Бесстрастным женским голосом зазвенел репродуктор. Он извещал, что поезд такой-то, следующий туда-то, прибыл и что счет вагонов начинается не с головы, а с хвоста.
— Проснулась, тетя Мотя! — недовольно крикнул какой-то мужик с большим чемоданом и рванул в обратную сторону.
Чертыхаясь и понося диктора, а вместе с ним станционное начальство, многие побежали от головы поезда к хвосту и наоборот. Груженная узлами, красная от натуги тетка, со сбившейся на ухо косынкой, бесцеремонно толкнула Зуба и даже не заметила этого.
— Гришка, сатана, останемся! — покрикивала она на пацана, тащившего за ней огромную сумку. — Не разевай рот, тебе говорят!
Зубу тоже пришлось пробежаться. Полногрудая проводница у тамбура преградила ему путь черной коробкой фонаря.
— Разогнался. А билет? — строго спросила она, хотя впереди ни у кого билетов не требовала.
Зуб протянул билет, но проводница едва взглянула на него.
— А то лезут! — неопределенно, но строго сказала она и тут же забыла о фэзэушнике.
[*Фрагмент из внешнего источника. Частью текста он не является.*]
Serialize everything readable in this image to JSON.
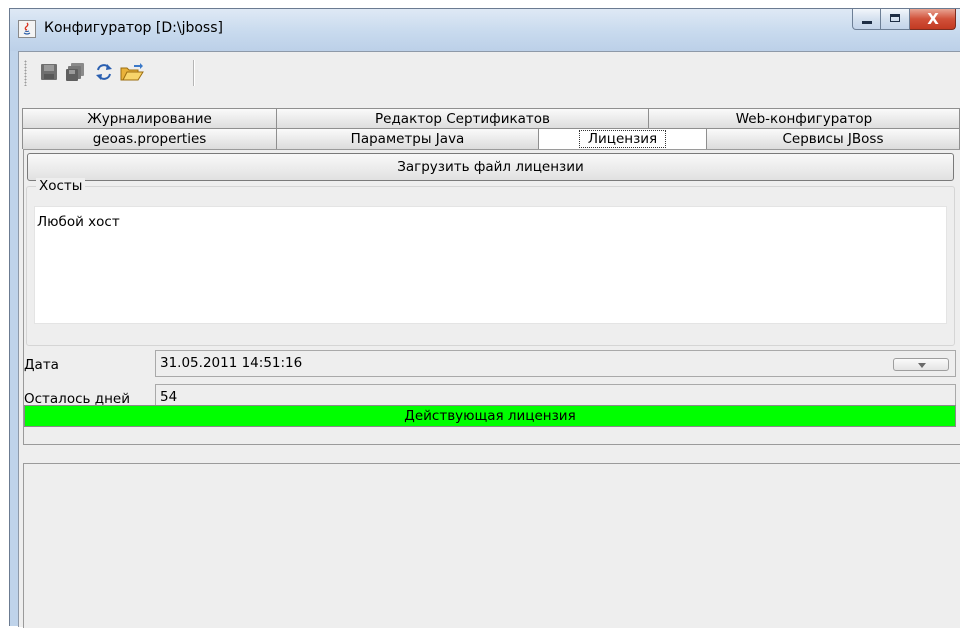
{
  "window": {
    "title": "Конфигуратор [D:\\jboss]",
    "close_glyph": "X"
  },
  "toolbar": {
    "buttons": [
      {
        "name": "save-icon"
      },
      {
        "name": "save-all-icon"
      },
      {
        "name": "refresh-icon"
      },
      {
        "name": "open-folder-icon"
      }
    ]
  },
  "tabs": {
    "row1": [
      "Журналирование",
      "Редактор Сертификатов",
      "Web-конфигуратор"
    ],
    "row2": [
      "geoas.properties",
      "Параметры Java",
      "Лицензия",
      "Сервисы JBoss"
    ],
    "selected": "Лицензия"
  },
  "license": {
    "load_button": "Загрузить файл лицензии",
    "hosts_label": "Хосты",
    "hosts": [
      "Любой хост"
    ],
    "date_label": "Дата",
    "date_value": "31.05.2011 14:51:16",
    "days_left_label": "Осталось дней",
    "days_left_value": "54",
    "status": "Действующая лицензия",
    "status_color": "#00ff00"
  }
}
Оказавшись в тамбуре, Зуб с особой отчетливостью почувствовал, что перешагнул какую-то невидимую грань, за которой начинается для него загадочный мир. Все, что составляло до сих пор его несложную жизнь — детдом, училище, ребята, Мишка Ковалев, суровый бригадир Ермилов, — все остается за этим тамбуром, переходит в область воспоминаний. Впереди же — туман, и неизвестно, что он таит для Зуба. Где-то там, в невообразимой и неведомой дали, за этим туманом, должны быть Каримские Копи, дядька. Красноярский край. Это так далеко, так нереально, что Зуб как-то неожиданно ясно понял все сумасбродство своей затеи. В эту минуту он был уверен, что не доедет, затеряется в дороге, пропадет. И никогда не узнает Мишка Ковалев, куда он сгинул.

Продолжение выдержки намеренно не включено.